Yesterday almost 200 hopeful graduate students loaded on the bus at 6:30 AM for KAUST's first day of classes. Ironically called a "dry run," the purpose of yesterday was for students to follow a compressed schedule to find their classrooms, meet professors, and get a look at the construction progress of the KAUST campus. The architecture is beautiful and the size amazing to me, but construction is still a work in progress. I attended thirty-minute sessions for each of my four classes: bio-statistics, microbiology, introduction to bioprecessing, and biophysics and I was impressed with every one of my professors.

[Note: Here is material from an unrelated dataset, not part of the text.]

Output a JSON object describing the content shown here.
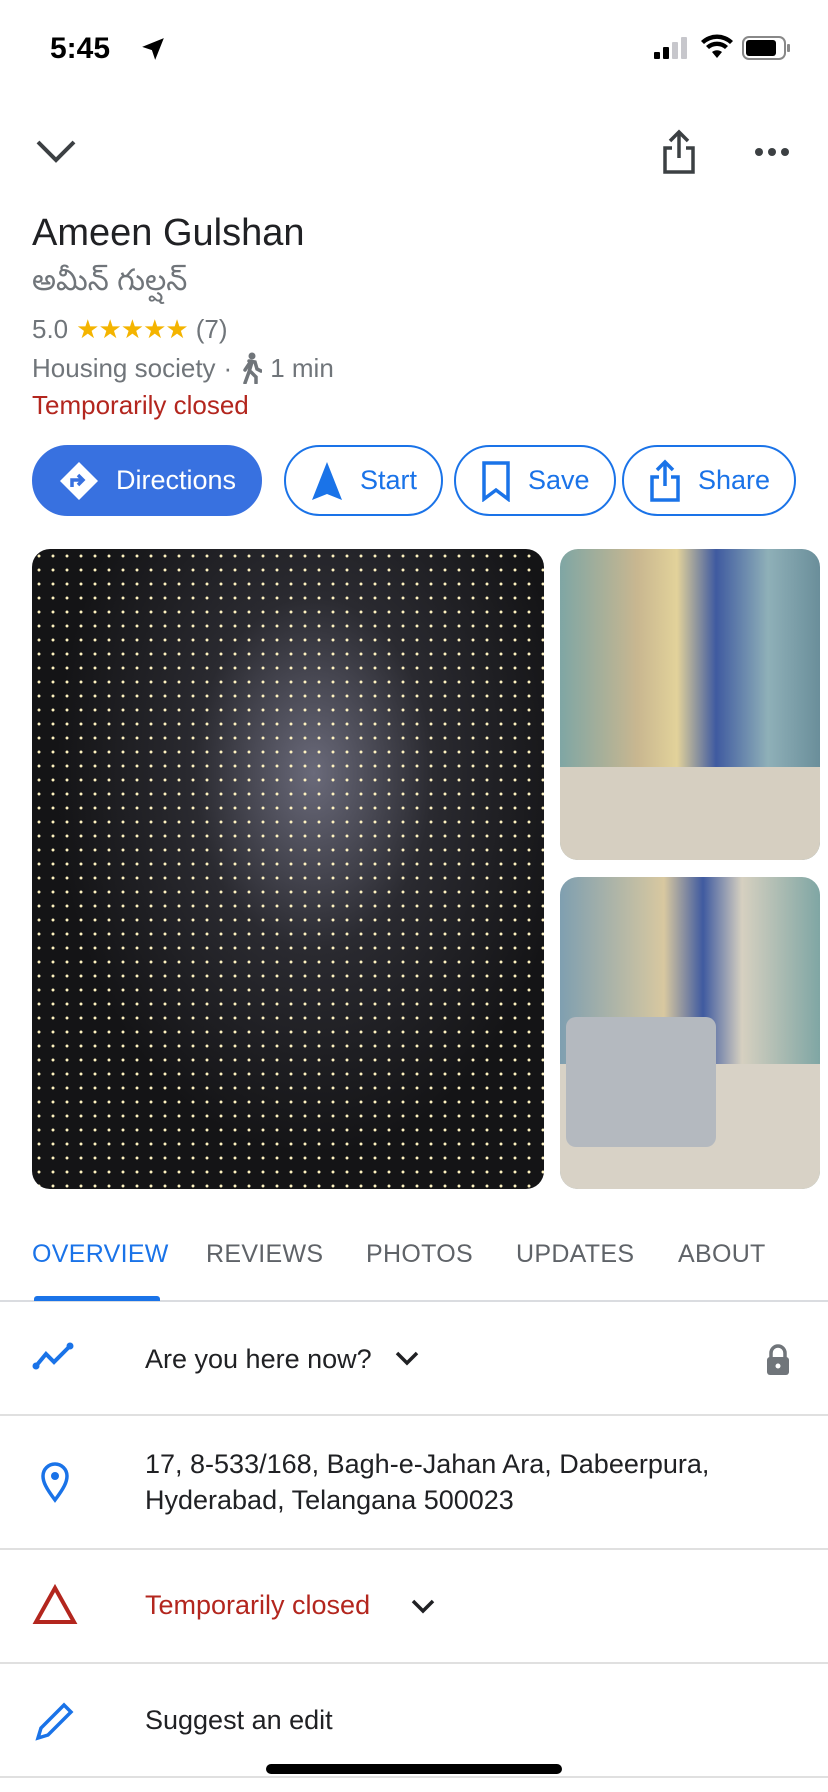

Their backgrounds range from pharmaceuticals to fermentation, and they come from a mixed bacground of academia and industry from Texas A&M, Illinois, Saudi-aramco, and Harvard.
This is a view of the marina and boardwalk from inside the library. The unwashed windows are still caked with concrete powder and fine sand, but the outlook stunned me - to think that I will live and study here for the next two years is still amazing.
But for the first month - maybe longer - we will be living in a construction zone. Walkways are blocked off and scaffolding still hangs from every building. The only buildings which are ready for students are the classroom building and library - our housing should be livable within the coming week.
At night the campus has a completely different look and feel when the air cools down with an ocean breeze and spotlights illuminate the structures. What feels unreal will soon be home and I cannot wait to move in and for classes to begin.